Eine gut umgesetzte Astroturfing-Kampagne kann auch die Medienwelt beeinflussen – mit erheblichen Folgen. Berichten Medien über Inhalte, die eigentlich aus den Büros einer Astroturfing-Organisation stammen, ist eine wichtige Schwelle überschritten. Nun erreicht die Kampagne auch Menschen, die beispielsweise über das Internet nur schwer erreichbar waren. Beispielsweise hatten einige etablierte Medien, wie CNN, BBC, die Washington Post oder die New York Times Aussagen des von der Internet Research Agency angeleiteten Astroturfing-Accounts Jenna Abrams zitiert. Auf diese Weise erhöhte sich ihre Reichweite stark.
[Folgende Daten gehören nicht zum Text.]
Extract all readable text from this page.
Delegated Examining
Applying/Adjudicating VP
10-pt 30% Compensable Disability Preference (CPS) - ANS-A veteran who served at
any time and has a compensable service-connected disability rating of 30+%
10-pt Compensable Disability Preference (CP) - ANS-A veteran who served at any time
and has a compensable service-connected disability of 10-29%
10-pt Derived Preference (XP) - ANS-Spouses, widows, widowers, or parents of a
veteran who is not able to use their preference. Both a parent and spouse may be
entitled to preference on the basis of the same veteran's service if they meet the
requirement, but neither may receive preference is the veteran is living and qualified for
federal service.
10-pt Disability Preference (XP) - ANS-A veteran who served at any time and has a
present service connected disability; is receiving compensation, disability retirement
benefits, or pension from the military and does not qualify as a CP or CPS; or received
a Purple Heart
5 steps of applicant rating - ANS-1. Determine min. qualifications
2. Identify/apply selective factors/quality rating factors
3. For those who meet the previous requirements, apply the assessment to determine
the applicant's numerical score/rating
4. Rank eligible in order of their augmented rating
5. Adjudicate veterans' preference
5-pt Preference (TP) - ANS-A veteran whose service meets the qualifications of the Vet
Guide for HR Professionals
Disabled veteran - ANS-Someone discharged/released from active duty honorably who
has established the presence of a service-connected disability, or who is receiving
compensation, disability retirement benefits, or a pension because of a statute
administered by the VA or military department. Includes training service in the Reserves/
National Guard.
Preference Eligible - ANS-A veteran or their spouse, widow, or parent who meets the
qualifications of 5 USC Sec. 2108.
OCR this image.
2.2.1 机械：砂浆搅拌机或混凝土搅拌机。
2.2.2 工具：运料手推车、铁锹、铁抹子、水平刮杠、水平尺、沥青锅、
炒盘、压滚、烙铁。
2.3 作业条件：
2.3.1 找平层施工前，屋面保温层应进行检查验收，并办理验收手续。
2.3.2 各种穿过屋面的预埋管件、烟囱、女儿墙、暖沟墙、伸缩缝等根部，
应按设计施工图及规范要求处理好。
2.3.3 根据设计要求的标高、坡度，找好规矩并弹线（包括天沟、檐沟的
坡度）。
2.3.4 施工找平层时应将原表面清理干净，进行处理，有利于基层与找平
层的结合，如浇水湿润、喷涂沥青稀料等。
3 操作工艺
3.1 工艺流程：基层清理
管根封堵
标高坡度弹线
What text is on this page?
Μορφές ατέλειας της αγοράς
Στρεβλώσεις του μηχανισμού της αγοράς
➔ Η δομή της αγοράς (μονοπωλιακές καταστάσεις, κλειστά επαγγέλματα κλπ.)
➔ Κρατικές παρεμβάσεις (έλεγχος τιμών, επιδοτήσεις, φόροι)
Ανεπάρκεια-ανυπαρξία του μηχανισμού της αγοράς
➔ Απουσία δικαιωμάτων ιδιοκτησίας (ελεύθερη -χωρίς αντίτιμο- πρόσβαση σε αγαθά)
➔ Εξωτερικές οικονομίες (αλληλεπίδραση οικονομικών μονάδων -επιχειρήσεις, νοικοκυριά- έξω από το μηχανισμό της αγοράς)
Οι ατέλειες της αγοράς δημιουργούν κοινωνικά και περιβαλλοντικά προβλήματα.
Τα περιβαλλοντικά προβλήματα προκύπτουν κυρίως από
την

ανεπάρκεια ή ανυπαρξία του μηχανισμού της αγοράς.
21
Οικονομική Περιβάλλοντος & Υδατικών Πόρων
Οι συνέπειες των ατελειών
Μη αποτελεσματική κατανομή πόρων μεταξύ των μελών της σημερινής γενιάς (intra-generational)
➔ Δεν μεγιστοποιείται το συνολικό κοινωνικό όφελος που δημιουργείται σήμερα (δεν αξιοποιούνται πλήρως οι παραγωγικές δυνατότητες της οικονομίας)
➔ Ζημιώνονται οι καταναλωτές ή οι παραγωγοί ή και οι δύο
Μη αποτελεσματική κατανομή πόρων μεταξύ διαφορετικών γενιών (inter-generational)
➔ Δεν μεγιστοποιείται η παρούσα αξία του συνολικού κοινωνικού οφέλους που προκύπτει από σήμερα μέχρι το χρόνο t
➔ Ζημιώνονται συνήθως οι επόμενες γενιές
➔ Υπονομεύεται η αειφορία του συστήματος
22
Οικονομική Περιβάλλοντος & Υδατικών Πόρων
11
Wissenschaftler:innen haben dieses Phänomen unter die Lupe genommen: Ihre Untersuchung ergab, dass 71 der 117 der untersuchten Nachrichtenanbietern zwischen 2015 und 2017 mindestens einen Tweet der Internet Research Agency zitiert hatten – in insgesamt 314 Nachrichtenmeldungen fanden sie Verweise auf Tweets der russischen Propaganda-Agentur.

Astroturfing als Angriff

Letztlich zeigt sich, dass digitale Astroturfing-Kampagnen keineswegs unterschätzt werden sollten – weder in ihrem Umfang, noch in ihrer Wirkung. Mit Astroturfing lassen sich demokratische Prozesse, Werte und Systeme stören, manipulieren und angreifen. Auf Dauer könnte das schwere Folgen haben, schreibt Corneliu Bjola, Professor für Diplomatiestudien an der Universität Oxford, zu digitaler Propaganda:

Ob durch das Aufhetzen politischer Unruhe, die Beeinflussung von Wahlausgängen oder die Schwächung des Staatswesens – digitale Propaganda hat inzwischen einen Punkt erreicht, an dem ihre langfristigen Folgen für das Staatsgeschehen wohl genauso groß sein können wie ein klassischer militärischer Angriff.

Dass militärische Kriege und Informationskriege zusammengehen, zeigt sich nun auch im russischen Angriffskrieg auf die Ukraine. Die Raketen und Bomben werden von einem Kampf um die Hoheit über die Informationen begleitet. Russland nutzt dabei das ganze Arsenal von Zensur bis Astoturfing. Die ukrainische Seite setzt auf die Potenziale von Emotionen und Memes. Es gibt pro-ukrainische und pro-russische Desinformation, die auch von ganz normalen Nutzer:innen verbreitet wird.

Letztlich bleibt den Nutzer:innen von sozialen Netzwerken in allen Fällen nichts anderes übrig, als vorsichtig zu sein – besonders, wenn plötzlich alle einer Meinung zu sein scheinen.